Neste momento de forma intensa estamos andando sobre cordas e experimentando as possibilidades que este elemento nos possibilita, e estamos coletando historias de situações de estrangeirismos, qualquer caso onde os mundos parecem não conversar na mesma língua e pedimos a quem quiser aportar lançar sua história para fazer parte do espetáculo.

Caso tenha esquecido alguns detalhes deixo para os colegas a missão de lembrar e corrigir.

3 comentários:

Simão Cunha disse...

Minha gente, era isso que estava faltando nessa altura do campeonato, uma "re-lembrança" do que andamos pesquisando nesta corda. Como sujeito social, e principalmente como artista, vejo a minha grande necessidade e dificuldade de RE-CORDAR as situações vividas nessa corda cujo o fim é obscuro.
Mas, além de me faltar memória, quero ressaltar a oficina e as práticas desenvolvidas pelo grupo das técnicas do TECIDO ACROBÁTICO. Perceber o quão importante foi para nós essa experiência, como uma base para todo o fortalecimento exigido nas cordas. Hoje, quando estou andando na corda bamba, vejo a gigantesca importância de todas as oficinas até então praticadas pelo grupo. Vejo meus músculos trabalharem juntos, do dedinho do pé à nuca.
Foi um caminho muito bom e doloroso também... continuemos...

Simão Cunha

Fabiana Ferreira disse...

Bacana Blas! sua escrita é sempre bonita, amorosa e reflexiva. Obrigada!
Complementando o seu registro do processo, destaco também o trabalho de musicalização desenvolvido pelo Alysson, a interessante forma como ele tem nos ajudado a desvendar os mistérios da música, contribuindo com o desafio de produzir música ao vivo em nossos espetáculos.

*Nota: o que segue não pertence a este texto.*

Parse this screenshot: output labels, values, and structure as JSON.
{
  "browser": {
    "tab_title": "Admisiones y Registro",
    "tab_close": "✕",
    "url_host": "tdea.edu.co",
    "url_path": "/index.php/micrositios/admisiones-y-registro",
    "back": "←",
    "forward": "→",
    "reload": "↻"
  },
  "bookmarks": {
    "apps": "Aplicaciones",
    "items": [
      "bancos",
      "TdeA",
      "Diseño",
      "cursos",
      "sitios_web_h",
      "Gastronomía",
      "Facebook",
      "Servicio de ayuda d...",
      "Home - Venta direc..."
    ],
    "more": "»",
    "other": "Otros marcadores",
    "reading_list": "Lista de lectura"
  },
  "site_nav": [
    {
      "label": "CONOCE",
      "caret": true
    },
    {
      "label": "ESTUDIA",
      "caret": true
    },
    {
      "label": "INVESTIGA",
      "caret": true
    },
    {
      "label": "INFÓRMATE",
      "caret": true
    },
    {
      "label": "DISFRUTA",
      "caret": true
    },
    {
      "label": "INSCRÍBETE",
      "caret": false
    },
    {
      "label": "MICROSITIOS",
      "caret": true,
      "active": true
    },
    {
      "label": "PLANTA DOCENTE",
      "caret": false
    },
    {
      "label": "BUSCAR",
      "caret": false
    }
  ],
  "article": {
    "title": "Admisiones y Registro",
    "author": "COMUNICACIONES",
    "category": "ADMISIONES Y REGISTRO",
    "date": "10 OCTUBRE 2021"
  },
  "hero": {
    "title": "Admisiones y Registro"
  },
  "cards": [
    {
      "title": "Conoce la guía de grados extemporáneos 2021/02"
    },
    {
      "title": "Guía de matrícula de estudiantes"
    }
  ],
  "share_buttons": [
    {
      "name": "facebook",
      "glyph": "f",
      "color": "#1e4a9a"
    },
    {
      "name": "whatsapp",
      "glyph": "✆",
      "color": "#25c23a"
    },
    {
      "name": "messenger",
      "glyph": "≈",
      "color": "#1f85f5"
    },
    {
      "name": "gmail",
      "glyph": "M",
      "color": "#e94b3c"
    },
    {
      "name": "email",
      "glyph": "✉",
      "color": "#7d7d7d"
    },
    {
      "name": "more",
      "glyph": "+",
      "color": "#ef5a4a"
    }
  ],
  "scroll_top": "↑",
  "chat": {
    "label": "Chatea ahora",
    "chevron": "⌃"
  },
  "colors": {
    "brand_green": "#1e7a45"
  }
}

Andressa Christovão disse...

Nossa!
Essa lembrança do nosso caminho até me fez suspirar! Já foi tudo isso?! Mas ainda tem tanto...

O SOBREVIVENTE

por Carolina Mascarenhas


Um pouco de poesia, para o nosso vazio ficar mais cheio de belo.


O SOBREVIVENTE

Impossível compor um poema a essa altura da evolução da humanidade.
Impossível escrever um poema - uma linha que seja - de verdadeira poesia.
O último trovador morreu em 1914.
Tinha um nome de que ninguém se lembra mais.

Há máquinas terrivelmente complicadas para as necessidades mais simples.
Se quer fumar um charuto aperte um botão.
Paletós abotoam-se por eletricidade.
Amor se faz pelo sem-fio.
Não precisa estômago para digestão.

Um sábio declarou a O Jornal que ainda falta
muito para atingirmos um nível razoável de
cultura. Mas até lá, felizmente, estarei morto.

Os homens não melhoram
e matam-se como percevejos.
Os percevejos heróicos renascem.
Inabitável, o mundo é cada vez mais habitado.
E se os olhos reaprendessem a chorar seria um segundo dilúvio.